Dit betekent dat verweerders in zoverre terecht hebben geconcludeerd dat de verbodsbepalingen van artikel 2 van de Wet op de afhaalzaken van toepassing zijn.
2.3 Appellanten bestrijden niet dat de afhaalzaken in de avond van 8 juli 2010 waren geopend voor het publiek in strijd met het in artikel 2, eerste lid, onder c, van de Wet neergelegde verbod om een winkel voor het publiek geopend te hebben op werkdagen voor 6 uur en na 22 uur. Dit brengt met zich dat verweerders ingevolge artikel 125 van de Gemeentewet in verbinding met artikel 5:32 van de Algemene wet bestuursrecht (hierna: Awb) bevoegd waren een last onder dwangsom op te leggen.

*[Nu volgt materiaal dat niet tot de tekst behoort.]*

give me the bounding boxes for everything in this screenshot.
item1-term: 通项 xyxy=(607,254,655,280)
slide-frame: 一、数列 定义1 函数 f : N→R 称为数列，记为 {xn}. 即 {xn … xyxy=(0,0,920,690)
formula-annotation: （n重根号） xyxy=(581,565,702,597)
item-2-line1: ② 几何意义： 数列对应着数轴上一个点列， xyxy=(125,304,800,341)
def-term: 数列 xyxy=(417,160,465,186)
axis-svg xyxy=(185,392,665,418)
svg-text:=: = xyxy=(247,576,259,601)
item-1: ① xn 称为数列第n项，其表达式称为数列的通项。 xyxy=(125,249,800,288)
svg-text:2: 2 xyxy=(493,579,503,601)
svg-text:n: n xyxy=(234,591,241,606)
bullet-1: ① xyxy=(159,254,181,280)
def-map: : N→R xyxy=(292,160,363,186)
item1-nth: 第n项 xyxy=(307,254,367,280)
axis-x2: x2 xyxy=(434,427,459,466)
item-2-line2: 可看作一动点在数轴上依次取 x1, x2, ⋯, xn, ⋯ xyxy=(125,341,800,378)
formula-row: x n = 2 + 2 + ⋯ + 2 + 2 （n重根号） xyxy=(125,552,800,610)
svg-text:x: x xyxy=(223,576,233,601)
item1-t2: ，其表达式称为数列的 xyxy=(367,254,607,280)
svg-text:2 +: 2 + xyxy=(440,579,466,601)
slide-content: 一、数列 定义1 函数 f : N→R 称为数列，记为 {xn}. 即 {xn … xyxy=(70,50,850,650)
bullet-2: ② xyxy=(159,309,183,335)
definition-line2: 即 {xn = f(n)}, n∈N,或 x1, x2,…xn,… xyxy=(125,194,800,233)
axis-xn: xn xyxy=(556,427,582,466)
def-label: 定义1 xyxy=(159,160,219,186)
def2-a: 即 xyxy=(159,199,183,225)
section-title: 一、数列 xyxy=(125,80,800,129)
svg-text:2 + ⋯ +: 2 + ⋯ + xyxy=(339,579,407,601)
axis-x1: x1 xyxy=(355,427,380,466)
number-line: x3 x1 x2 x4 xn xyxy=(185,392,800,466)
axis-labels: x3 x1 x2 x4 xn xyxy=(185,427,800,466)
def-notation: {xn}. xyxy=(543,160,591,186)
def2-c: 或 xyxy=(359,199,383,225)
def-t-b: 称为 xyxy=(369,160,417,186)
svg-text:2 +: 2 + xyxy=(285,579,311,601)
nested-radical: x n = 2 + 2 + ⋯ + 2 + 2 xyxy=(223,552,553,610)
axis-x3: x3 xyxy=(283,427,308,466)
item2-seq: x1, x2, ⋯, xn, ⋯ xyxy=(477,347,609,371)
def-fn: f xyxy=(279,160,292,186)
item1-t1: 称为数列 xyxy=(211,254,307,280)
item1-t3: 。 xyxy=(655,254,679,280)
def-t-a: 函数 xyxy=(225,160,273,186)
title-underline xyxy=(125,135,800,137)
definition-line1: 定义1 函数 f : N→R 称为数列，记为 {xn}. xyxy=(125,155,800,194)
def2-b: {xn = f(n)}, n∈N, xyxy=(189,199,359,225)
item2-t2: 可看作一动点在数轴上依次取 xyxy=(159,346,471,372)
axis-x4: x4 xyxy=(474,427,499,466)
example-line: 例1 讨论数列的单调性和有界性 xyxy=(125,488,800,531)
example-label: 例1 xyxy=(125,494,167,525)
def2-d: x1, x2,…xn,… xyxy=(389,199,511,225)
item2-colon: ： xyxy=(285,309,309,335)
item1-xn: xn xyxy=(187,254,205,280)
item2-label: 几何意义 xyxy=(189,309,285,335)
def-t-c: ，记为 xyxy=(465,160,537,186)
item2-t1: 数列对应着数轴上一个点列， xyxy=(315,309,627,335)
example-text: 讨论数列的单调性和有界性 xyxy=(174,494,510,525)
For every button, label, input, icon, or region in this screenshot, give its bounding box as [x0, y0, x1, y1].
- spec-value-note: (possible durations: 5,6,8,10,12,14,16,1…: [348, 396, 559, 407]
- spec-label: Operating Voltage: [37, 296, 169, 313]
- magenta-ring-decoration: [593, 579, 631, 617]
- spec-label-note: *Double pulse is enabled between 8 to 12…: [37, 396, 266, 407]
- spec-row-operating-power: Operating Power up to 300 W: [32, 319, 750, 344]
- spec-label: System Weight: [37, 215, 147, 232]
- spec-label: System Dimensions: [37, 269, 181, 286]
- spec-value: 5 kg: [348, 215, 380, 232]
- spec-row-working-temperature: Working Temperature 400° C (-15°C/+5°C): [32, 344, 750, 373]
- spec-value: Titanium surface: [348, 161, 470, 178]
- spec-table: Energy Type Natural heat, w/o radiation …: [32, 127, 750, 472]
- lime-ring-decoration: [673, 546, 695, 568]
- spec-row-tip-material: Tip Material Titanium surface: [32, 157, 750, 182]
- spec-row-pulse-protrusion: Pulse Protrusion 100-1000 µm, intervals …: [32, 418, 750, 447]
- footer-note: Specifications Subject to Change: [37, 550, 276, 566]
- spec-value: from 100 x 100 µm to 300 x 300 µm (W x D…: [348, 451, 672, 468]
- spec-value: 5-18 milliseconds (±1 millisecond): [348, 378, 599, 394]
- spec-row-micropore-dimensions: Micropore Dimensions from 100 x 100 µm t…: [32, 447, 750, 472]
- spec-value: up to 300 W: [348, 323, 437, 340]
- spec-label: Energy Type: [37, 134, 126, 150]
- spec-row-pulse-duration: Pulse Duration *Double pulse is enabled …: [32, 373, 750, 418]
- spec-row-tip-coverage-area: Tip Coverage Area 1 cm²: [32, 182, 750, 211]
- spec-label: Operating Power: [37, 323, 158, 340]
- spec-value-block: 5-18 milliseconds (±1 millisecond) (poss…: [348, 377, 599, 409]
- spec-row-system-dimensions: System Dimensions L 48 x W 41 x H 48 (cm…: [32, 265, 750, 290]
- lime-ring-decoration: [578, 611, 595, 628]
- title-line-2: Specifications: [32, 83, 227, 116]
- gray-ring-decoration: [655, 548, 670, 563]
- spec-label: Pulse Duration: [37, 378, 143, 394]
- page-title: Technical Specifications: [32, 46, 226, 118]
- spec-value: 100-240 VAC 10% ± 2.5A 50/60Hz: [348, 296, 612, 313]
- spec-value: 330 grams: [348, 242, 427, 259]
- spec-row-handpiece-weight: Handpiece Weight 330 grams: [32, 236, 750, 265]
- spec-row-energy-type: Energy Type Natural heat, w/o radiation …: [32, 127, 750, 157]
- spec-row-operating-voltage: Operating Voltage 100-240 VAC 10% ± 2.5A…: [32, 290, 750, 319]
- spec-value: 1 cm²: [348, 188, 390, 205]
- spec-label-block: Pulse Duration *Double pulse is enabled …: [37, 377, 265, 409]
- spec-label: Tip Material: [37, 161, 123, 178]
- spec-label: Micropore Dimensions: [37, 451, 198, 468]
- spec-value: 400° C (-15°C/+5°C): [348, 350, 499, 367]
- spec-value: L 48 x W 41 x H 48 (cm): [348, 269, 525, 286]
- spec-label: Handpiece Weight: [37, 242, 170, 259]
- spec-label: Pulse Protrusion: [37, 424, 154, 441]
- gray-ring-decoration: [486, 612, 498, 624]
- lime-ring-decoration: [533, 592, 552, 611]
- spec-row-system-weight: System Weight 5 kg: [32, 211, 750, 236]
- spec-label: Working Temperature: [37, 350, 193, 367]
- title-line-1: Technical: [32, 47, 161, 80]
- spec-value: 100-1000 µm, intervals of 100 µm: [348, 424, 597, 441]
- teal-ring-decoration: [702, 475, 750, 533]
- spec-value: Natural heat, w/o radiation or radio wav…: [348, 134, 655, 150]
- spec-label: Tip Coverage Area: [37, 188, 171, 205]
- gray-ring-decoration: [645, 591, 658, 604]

2.4 Het College stelt vast dat verweerders appellanten bij de bestreden besluiten hebben opgedragen de voor de afhaalzaken van toepassing zijnde winkeltijden na te leven en nageleefd te houden, wat volgens verweerders betekent dat de onderhavige afhaalzaken niet tussen 22:00 uur en 06:00 uur geopend mogen zijn. Het College leidt uit deze opdracht af dat deze niet slechts is gericht op de naleving van het voor werkdagen geldende verbod van artikel 2, eerste lid, onder c, van de Wet, maar eveneens op de naleving van artikel 2, eerste lid, onder a en b van de Wet, waarin - kort gezegd - is bepaald dat het verboden is een winkel voor het publiek geopend te hebben op zon- en feestdagen.
Appellanten hebben aangevoerd dat, indien de afhaalzaken moeten worden beschouwd als winkels in de zin van de Wet, de in artikel 2, eerste lid, van de Wet vervatte verboden, voor zover deze betrekking hebben op de zondag en de feestdagen, niet gelden op grond van artikel 10, aanhef en onder b, van het Vrijstellingenbesluit Winkeltijdenwet (Stb. 1996, 183, hierna: Vrijstellingenbesluit), omdat sprake is van winkels waar uitsluitend maaltijden en voor directe consumptie geschikte eetwaren als bedoeld in deze vrijstellingsbepaling plegen te worden verkocht. Deze beroepsgrond slaagt.
Verweerders hebben zich in de bestreden besluiten op het standpunt gesteld dat genoemde vrijstellingsbepaling niet van toepassing is, omdat de in de afhaalzaken verkochte consumpties bestemd zijn voor directe consumptie elders dan ter plaatse. Verweerders hebben in dit verband gewezen op de definitie van het begrip ‘afhaalzaak’ in het ter plaatse geldende bestemmingsplan, waarin is vermeld dat in een dergelijke zaak verkoop voor directe consumptie elders dan ter plaatse plaatsvindt.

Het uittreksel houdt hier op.